Однако случилось иначе. Двадцать третьего августа Павлов принял решение перебросить два отряда – 1-й истребительный и 23-й – юго-западнее, на станцию Алексеевка, чтобы быть поближе к линии фронта. На следующий день Рудольфа, который помогал грузить снятое для полетов отрядное имущество обратно на платформы их эшелона, вызвали в штабной вагон. Наскоро вытерев руки ветошью, он пошел вдоль состава, принюхиваясь к запахам дегтя и варившейся на обед каши. Ефимова в вагоне не было, а сидел там мрачный Сергей Хорьков и задумчивый Николай Лазуткин.

– Ну вот что, товарищ Калнин, – голос Сергея был строг и официален, что Рудольфа сильно встревожило. – Есть у меня для тебя два сообщения. Во-первых. Меня из отряда отзывают.

– В авиашколу? Получилось? – Рудольф улыбнулся.

– Нет… – Хорьков нахмурился и покачал головой. – В распоряжение Начавиаюжфронта. В Козлов.

– Понятно, – кивнул Рудольф, которому, конечно, понятно было далеко не все. Разве что, по реакции Сергея, можно было догадаться: летчиком тому пока что стать не светит.

– Теперь второе. – Хорьков внимательно посмотрел на Рудольфа и усмехнулся. – Ты назначаешься временно командующим отрядом.

Рудольфу показалось, что он ослышался. Он, конечно, был уже комиссаром авиадивизии и за 1917-й год хорошо понял, как управляется авиаотряд. Однако себя на эту роль он никогда не примерял. По одной простой причине, которую и озвучил:

– Но… Сергей… Я же не летчик!

– Ты летчик-наблюдатель с боевым опытом, – Хорьков покачал головой. – Знаешь, как отряд устроен, людей знаешь. Другого кандидата сейчас нет.

– А Ефим Филипцев? – Рудольф все пытался найти причину, чтобы отказаться. Не потому, что боялся, – просто не считал себя достойным.

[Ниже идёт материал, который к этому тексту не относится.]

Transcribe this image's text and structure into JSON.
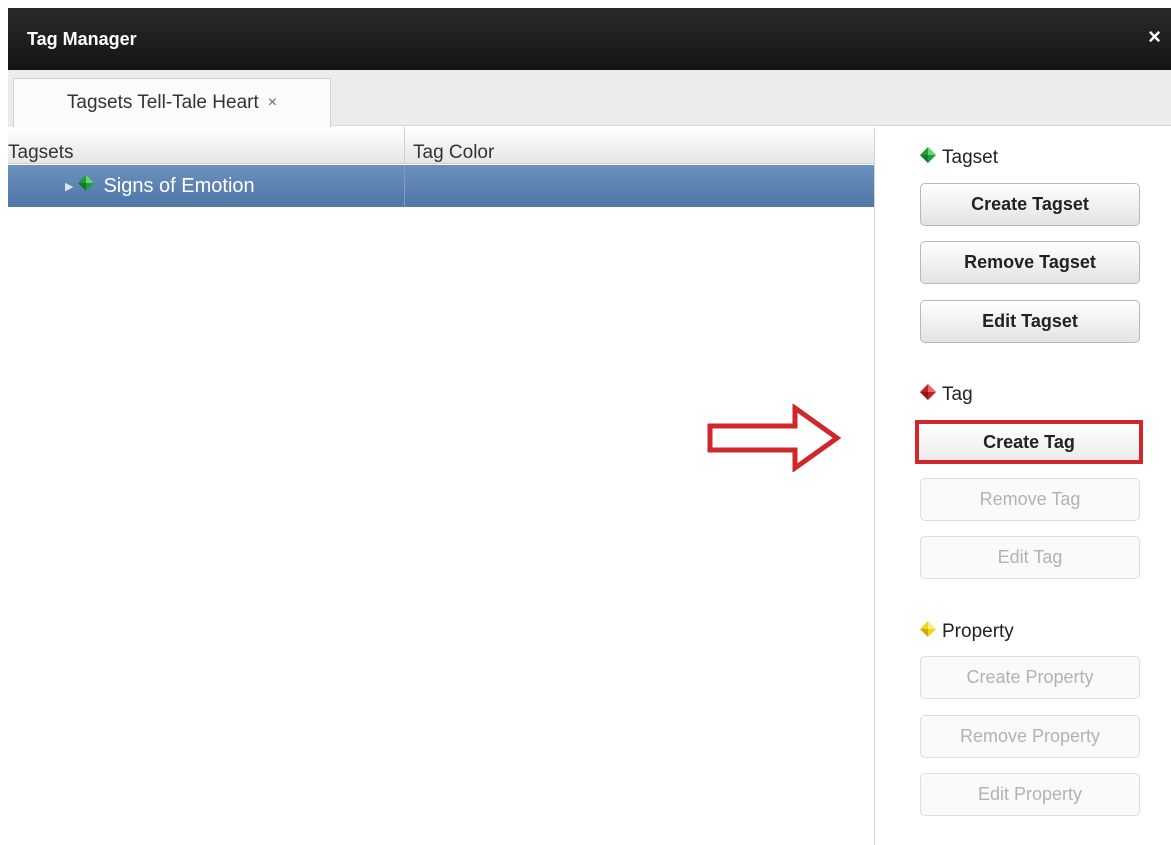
{
  "window": {
    "title": "Tag Manager",
    "close_glyph": "×"
  },
  "tabs": [
    {
      "label": "Tagsets Tell-Tale Heart",
      "close_glyph": "×"
    }
  ],
  "tree": {
    "columns": [
      "Tagsets",
      "Tag Color"
    ],
    "rows": [
      {
        "label": "Signs of Emotion",
        "icon": "green-gem-icon",
        "expander": "▶",
        "selected": true
      }
    ]
  },
  "panel": {
    "tagset": {
      "label": "Tagset",
      "icon_color": "#1e9e3a",
      "buttons": [
        {
          "label": "Create Tagset",
          "enabled": true
        },
        {
          "label": "Remove Tagset",
          "enabled": true
        },
        {
          "label": "Edit Tagset",
          "enabled": true
        }
      ]
    },
    "tag": {
      "label": "Tag",
      "icon_color": "#c0242a",
      "buttons": [
        {
          "label": "Create Tag",
          "enabled": true,
          "highlighted": true
        },
        {
          "label": "Remove Tag",
          "enabled": false
        },
        {
          "label": "Edit Tag",
          "enabled": false
        }
      ]
    },
    "property": {
      "label": "Property",
      "icon_color": "#f2d51d",
      "buttons": [
        {
          "label": "Create Property",
          "enabled": false
        },
        {
          "label": "Remove Property",
          "enabled": false
        },
        {
          "label": "Edit Property",
          "enabled": false
        }
      ]
    }
  },
  "colors": {
    "selection": "#5a80ae",
    "highlight_red": "#d0262c",
    "titlebar": "#1c1c1c"
  }
}
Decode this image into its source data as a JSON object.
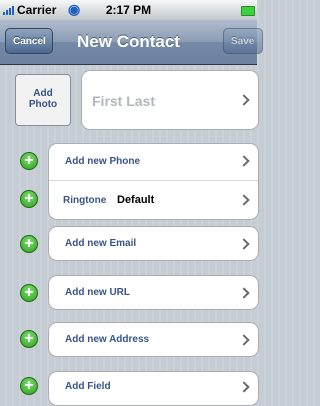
{
  "status": {
    "carrier": "Carrier",
    "time": "2:17 PM"
  },
  "nav": {
    "title": "New Contact",
    "cancel": "Cancel",
    "save": "Save"
  },
  "photo": {
    "line1": "Add",
    "line2": "Photo"
  },
  "name": {
    "placeholder": "First Last"
  },
  "rows": {
    "phone": "Add new Phone",
    "ringtone_label": "Ringtone",
    "ringtone_value": "Default",
    "email": "Add new Email",
    "url": "Add new URL",
    "address": "Add new Address",
    "field": "Add Field"
  },
  "colors": {
    "accent": "#385487",
    "add_green": "#2e9d22"
  },
  "icons": [
    "signal-icon",
    "wifi-icon",
    "battery-icon",
    "add-icon",
    "chevron-right-icon"
  ]
}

– Ефим хороший летчик. И Илья Сатунин тоже. Но ты же сам прекрасно знаешь, чем начальник отряда отличается от обычного пилота. Ты мне в 1917-м году своим Калашниковым все уши прожужжал. Вот и будь достоин его памяти.

– Сергей… – Рудольф прижал руки к груди и, задохнувшись, молча смотрел на Хорькова. В ушах у него слегка звенело. Тело наполняла пустота. Он чувствовал себя словно набитым ватой изнутри: ножки-ручки мягкие, вот-вот подогнутся. Потом это прошло. Он стал думать, что бы сделал на его месте поручик Калашников – в первую очередь. Или Сергей Островидов. Или сам Хорьков…

– Вот-вот, – Хорьков кивнул, словно услышав мысли Рудольфа. – Мы с тобой в Красной армии, и мы на войне. Приказы нужно исполнять. И я тоже стал командиром отряда, ничего такого не умея. И тоже боялся. Все у тебя получится. А Николай поможет.

Тут Хорьков хлопнул Лазуткина по плечу, тот скорчил гримаску, блеснув стеклышками пенсне.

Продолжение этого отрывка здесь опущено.